Безвестная! Сокрытая! Ужасная! —

содрогаясь, в страхе оглядывается он назад, замечая, как далеко за пределы всего живущего и когда-либо жившего бросила его жизнь. Но такой сверхмощный разбег уже не остановить; и в полном сознании и в то же время в предельном экстазе самоопьянения он подчиняется своей судьбе, которую уже изваял его любимый Гельдерлин, судьбе Эмпедокла.

Героический пейзаж, лишенный неба, титаническое представление, лишенное зрителей, молчание, все грознее сгущается молчание над нечеловеческим воплем духовного одиночества — вот трагедия Фридриха Ницше. Она вызывала бы только ужас, как одна из многих бессмысленных жестокостей природы, если бы он сам не сказал ей экстатическое «да», если бы он сам не избрал, не возлюбил эту беспримерную суровость ради ее беспримерности.
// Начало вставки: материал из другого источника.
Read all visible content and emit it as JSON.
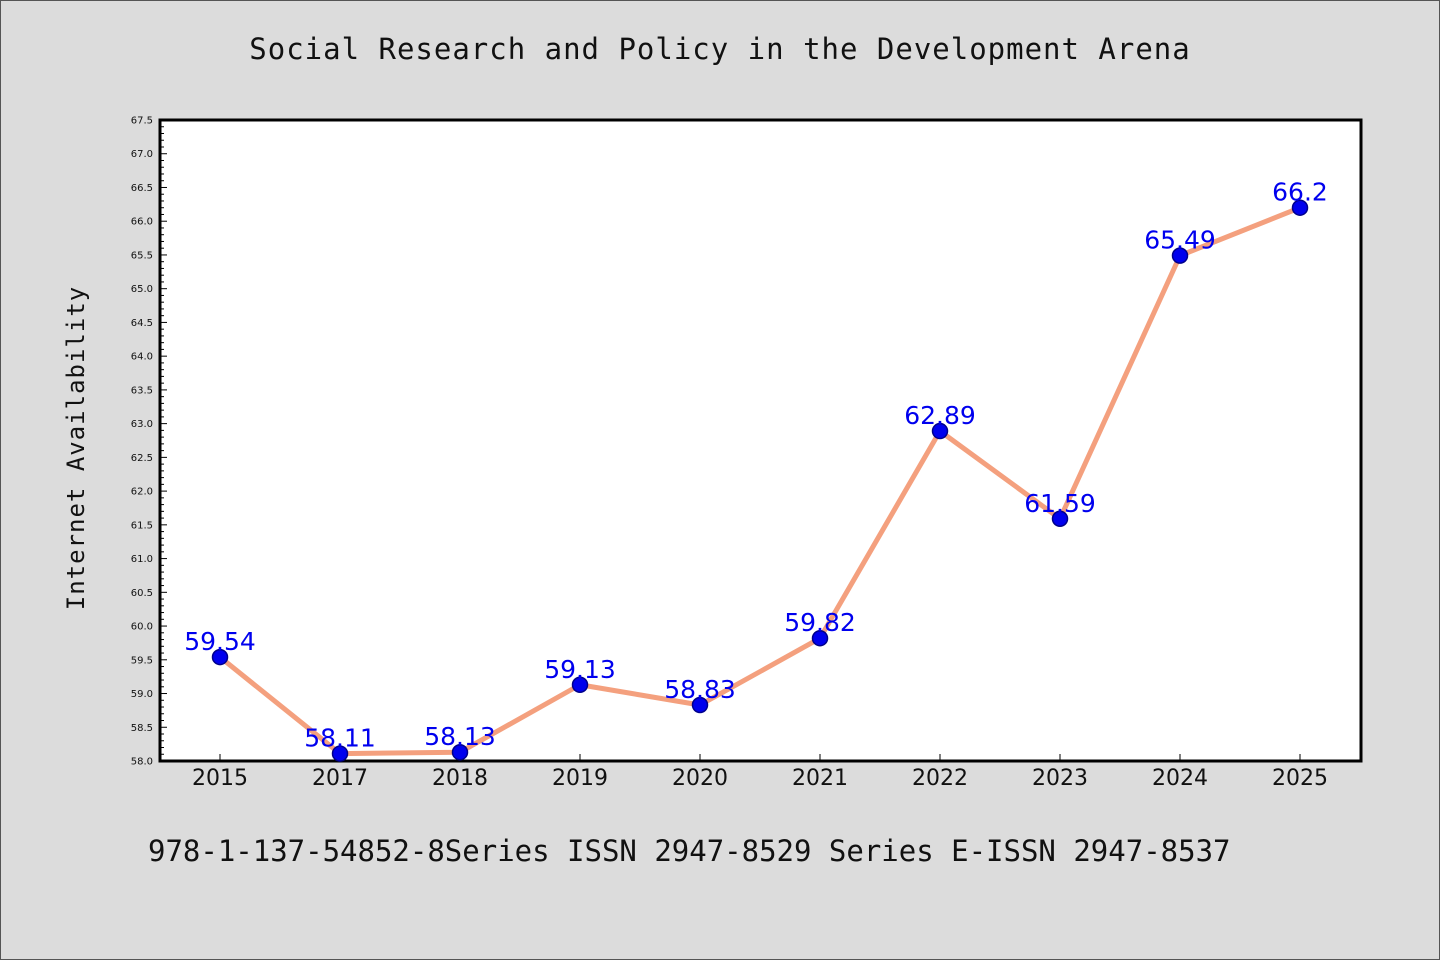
{
  "colors": {
    "background": "#dcdcdc",
    "plot_background": "#ffffff",
    "line": "#f4a07e",
    "marker_fill": "#0000ee",
    "marker_edge": "#00008b",
    "data_label": "#0000ee"
  },
  "footer_note": "978-1-137-54852-8Series ISSN 2947-8529 Series E-ISSN 2947-8537",
  "chart_data": {
    "type": "line",
    "title": "Social Research and Policy in the Development Arena",
    "xlabel": "",
    "ylabel": "Internet Availability",
    "categories": [
      "2015",
      "2017",
      "2018",
      "2019",
      "2020",
      "2021",
      "2022",
      "2023",
      "2024",
      "2025"
    ],
    "series": [
      {
        "values": [
          59.54,
          58.11,
          58.13,
          59.13,
          58.83,
          59.82,
          62.89,
          61.59,
          65.49,
          66.2
        ],
        "data_labels": [
          "59.54",
          "58.11",
          "58.13",
          "59.13",
          "58.83",
          "59.82",
          "62.89",
          "61.59",
          "65.49",
          "66.2"
        ]
      }
    ],
    "ylim": [
      58.0,
      67.5
    ],
    "yticks": [
      "58.0",
      "58.5",
      "59.0",
      "59.5",
      "60.0",
      "60.5",
      "61.0",
      "61.5",
      "62.0",
      "62.5",
      "63.0",
      "63.5",
      "64.0",
      "64.5",
      "65.0",
      "65.5",
      "66.0",
      "66.5",
      "67.0",
      "67.5"
    ],
    "grid": false,
    "legend": "none"
  }
}
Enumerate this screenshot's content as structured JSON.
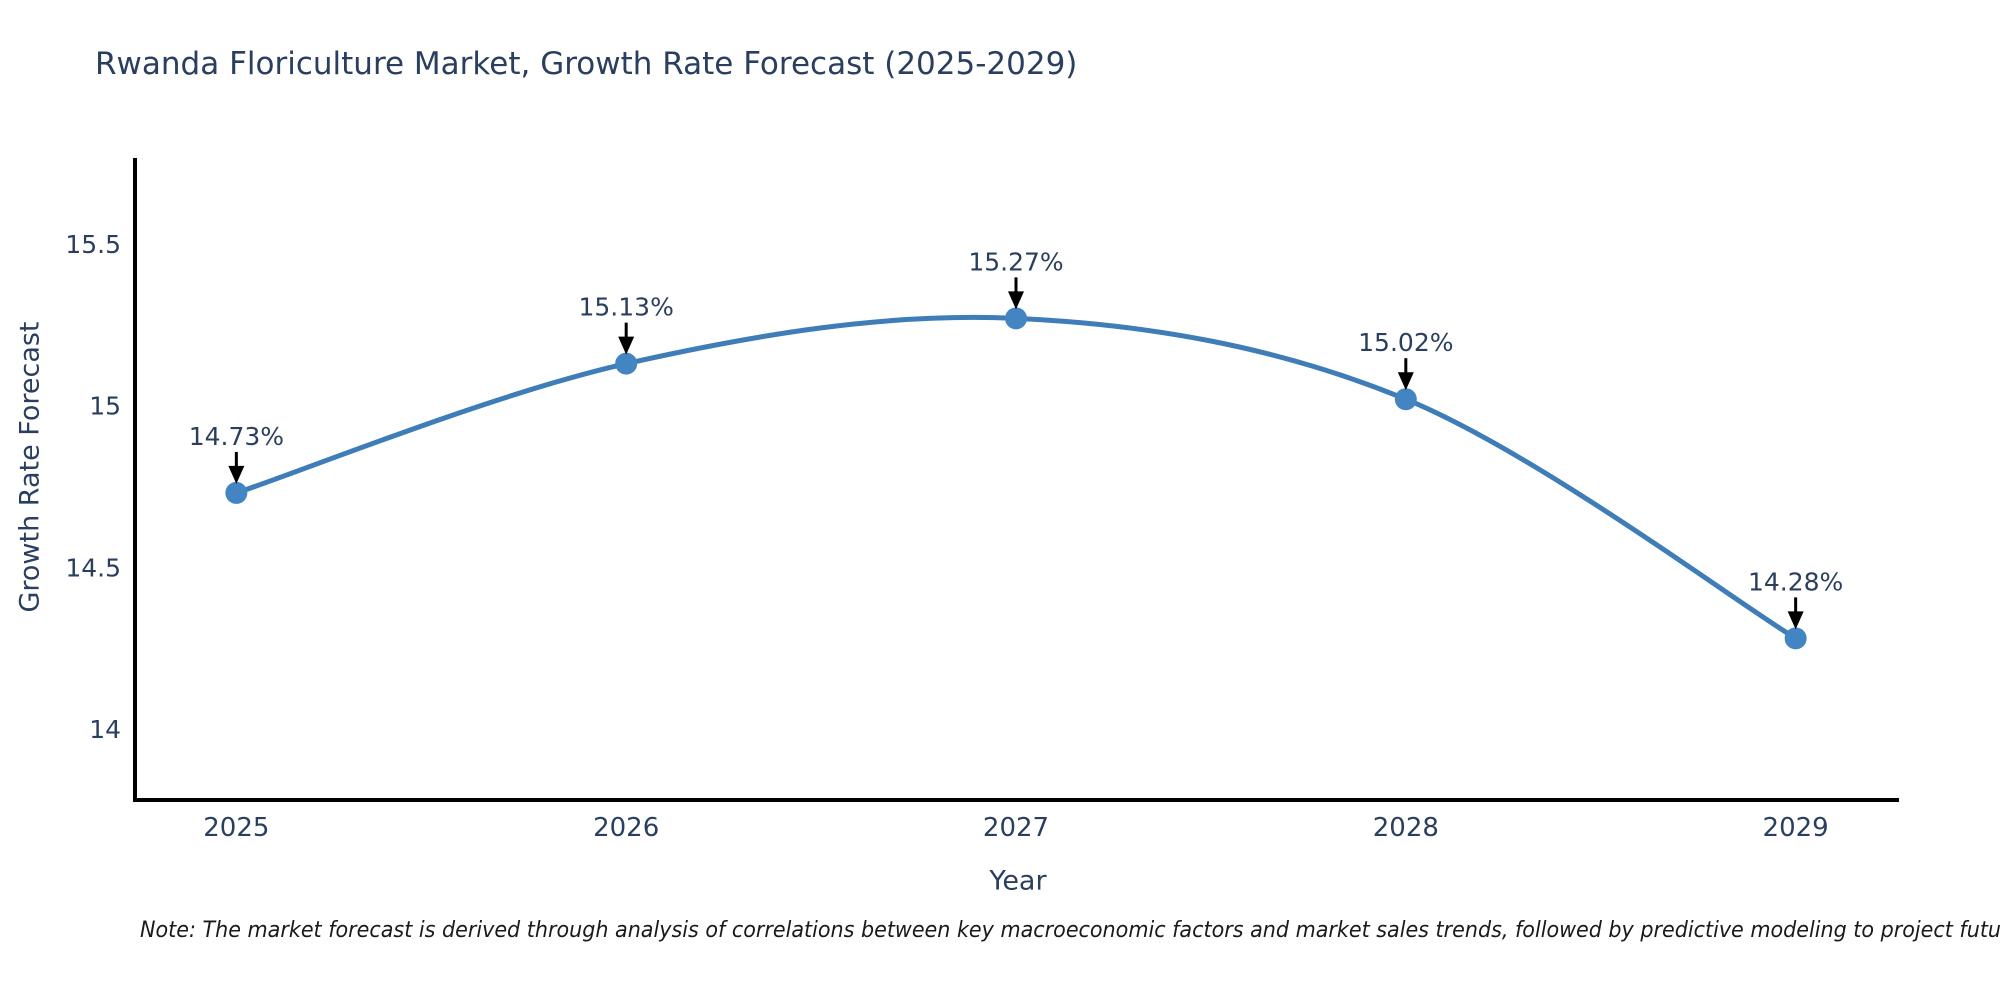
{
  "chart_data": {
    "type": "line",
    "title": "Rwanda Floriculture Market, Growth Rate Forecast (2025-2029)",
    "xlabel": "Year",
    "ylabel": "Growth Rate Forecast",
    "x": [
      2025,
      2026,
      2027,
      2028,
      2029
    ],
    "series": [
      {
        "name": "Growth Rate Forecast",
        "values": [
          14.73,
          15.13,
          15.27,
          15.02,
          14.28
        ]
      }
    ],
    "point_labels": [
      "14.73%",
      "15.13%",
      "15.27%",
      "15.02%",
      "14.28%"
    ],
    "xtick_labels": [
      "2025",
      "2026",
      "2027",
      "2028",
      "2029"
    ],
    "yticks": [
      14,
      14.5,
      15,
      15.5
    ],
    "ytick_labels": [
      "14",
      "14.5",
      "15",
      "15.5"
    ],
    "xlim": [
      2024.74,
      2029.26
    ],
    "ylim": [
      13.78,
      15.76
    ],
    "grid": false,
    "legend_position": "none",
    "line_style": "smooth-spline",
    "marker": "circle",
    "colors": {
      "line": "#3e7db7",
      "marker": "#4285c2",
      "axis": "#000000",
      "tick_text": "#2a3f5f",
      "annotation_text": "#2a3f5f",
      "arrow": "#000000",
      "title_text": "#2a3f5f",
      "note_text": "#1a1a1a",
      "background": "#ffffff"
    },
    "note": "Note: The market forecast is derived through analysis of correlations between key macroeconomic factors and market sales trends, followed by predictive modeling to project future sal"
  }
}
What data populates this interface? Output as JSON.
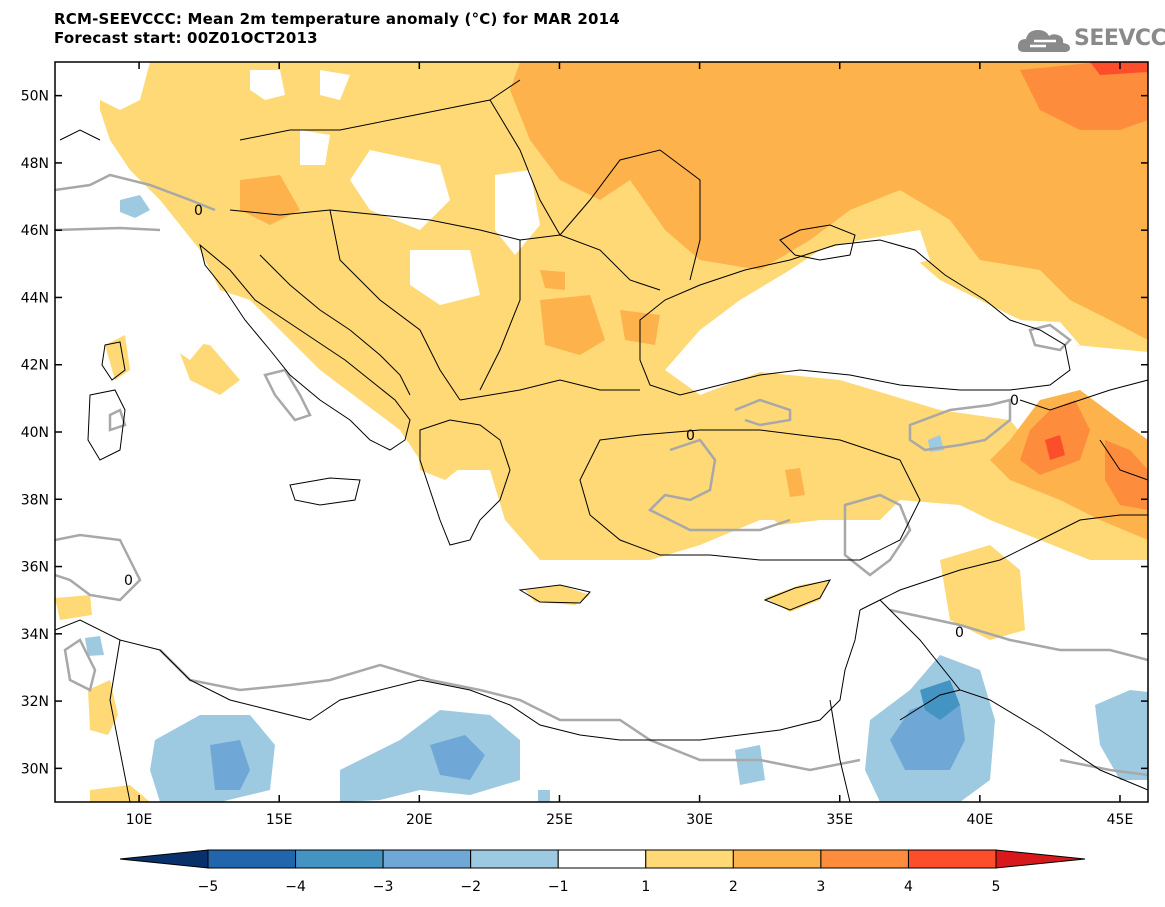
{
  "header": {
    "title": "RCM-SEEVCCC: Mean 2m temperature anomaly (°C) for MAR 2014",
    "subtitle": "Forecast start: 00Z01OCT2013"
  },
  "logo": {
    "text": "SEEVCCC",
    "icon": "cloud-icon"
  },
  "map": {
    "lon_range": [
      7,
      46
    ],
    "lat_range": [
      29,
      51
    ],
    "lon_ticks": [
      {
        "value": 10,
        "label": "10E"
      },
      {
        "value": 15,
        "label": "15E"
      },
      {
        "value": 20,
        "label": "20E"
      },
      {
        "value": 25,
        "label": "25E"
      },
      {
        "value": 30,
        "label": "30E"
      },
      {
        "value": 35,
        "label": "35E"
      },
      {
        "value": 40,
        "label": "40E"
      },
      {
        "value": 45,
        "label": "45E"
      }
    ],
    "lat_ticks": [
      {
        "value": 30,
        "label": "30N"
      },
      {
        "value": 32,
        "label": "32N"
      },
      {
        "value": 34,
        "label": "34N"
      },
      {
        "value": 36,
        "label": "36N"
      },
      {
        "value": 38,
        "label": "38N"
      },
      {
        "value": 40,
        "label": "40N"
      },
      {
        "value": 42,
        "label": "42N"
      },
      {
        "value": 44,
        "label": "44N"
      },
      {
        "value": 46,
        "label": "46N"
      },
      {
        "value": 48,
        "label": "48N"
      },
      {
        "value": 50,
        "label": "50N"
      }
    ],
    "contour_label": "0"
  },
  "colorbar": {
    "levels": [
      -5,
      -4,
      -3,
      -2,
      -1,
      1,
      2,
      3,
      4,
      5
    ],
    "labels": [
      "−5",
      "−4",
      "−3",
      "−2",
      "−1",
      "1",
      "2",
      "3",
      "4",
      "5"
    ],
    "colors": [
      "#08306b",
      "#2166ac",
      "#4393c3",
      "#6fa8d6",
      "#9ecae1",
      "#ffffff",
      "#fed976",
      "#feb24c",
      "#fd8d3c",
      "#fc4e2a",
      "#d7191c"
    ]
  }
}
Добровольно, отказавшись от спокойного существования, и намеренно он выстроил себе эту «не общую жизнь» из глубочайшего трагического влечения, и с беспримерным мужеством он бросил вызов богам — на нем «испытать высшую меру опасности, которой живет человек». «Радуйтесь, демоны!» Этим надменным возгласом в одну из веселых студенческих ночей заклинает духов Ницше со своими друзьями-филологами; и в полночный час из наполненных бокалов они плещут из окна красным вином на спящую улицу Базеля, совершая возлияние невидимым силам. Это — всего лишь фантастическая шутка, таящая в себе глубокое предчувствие. Но демоны слышат заклятье и следуют за тем, кто их вызвал; так мимолетная ночная игра вырастает в трагедию судьбы. Но никогда не противился Ницше неимоверной страсти, овладевшей им с такой неотразимой силой: чем сильнее ударяет его молния, тем чище звенит в нем медный слиток воли. И на докрасна раскаленной наковальне страдания с каждым ударом все тверже и тверже выковывается формула, медной броней покрывающая его дух, «формула величия, доступного для человека, amor fati; чтобы ничего больше не было нужно — ничего впереди, ничего позади, ничего во веки веков. Не только теперь, и уж отнюдь не скрывать, а любить неизбежность». Этот пламенный гимн судьбе мощным дифирамбом заглушает крик боли: поверженный наземь, раздавленный всеобщим молчанием, разъеденный самим собой, сожженный горечью страданья, ни разу не поднял он руку, моля о пощаде. Он просит больше, горшей боли, глубочайшего одиночества, бездонного страданья, полной меры своих сил; не для защиты, а только для мольбы подымает он руки для величественной мольбы героя: «О, предреченное моей душе, ты, что называю Роком! ты, что во мне! надо мной! Сохрани меня, сбереги меня для великой судьбы!»

Кто знает такую великую молитву, тот будет услышан.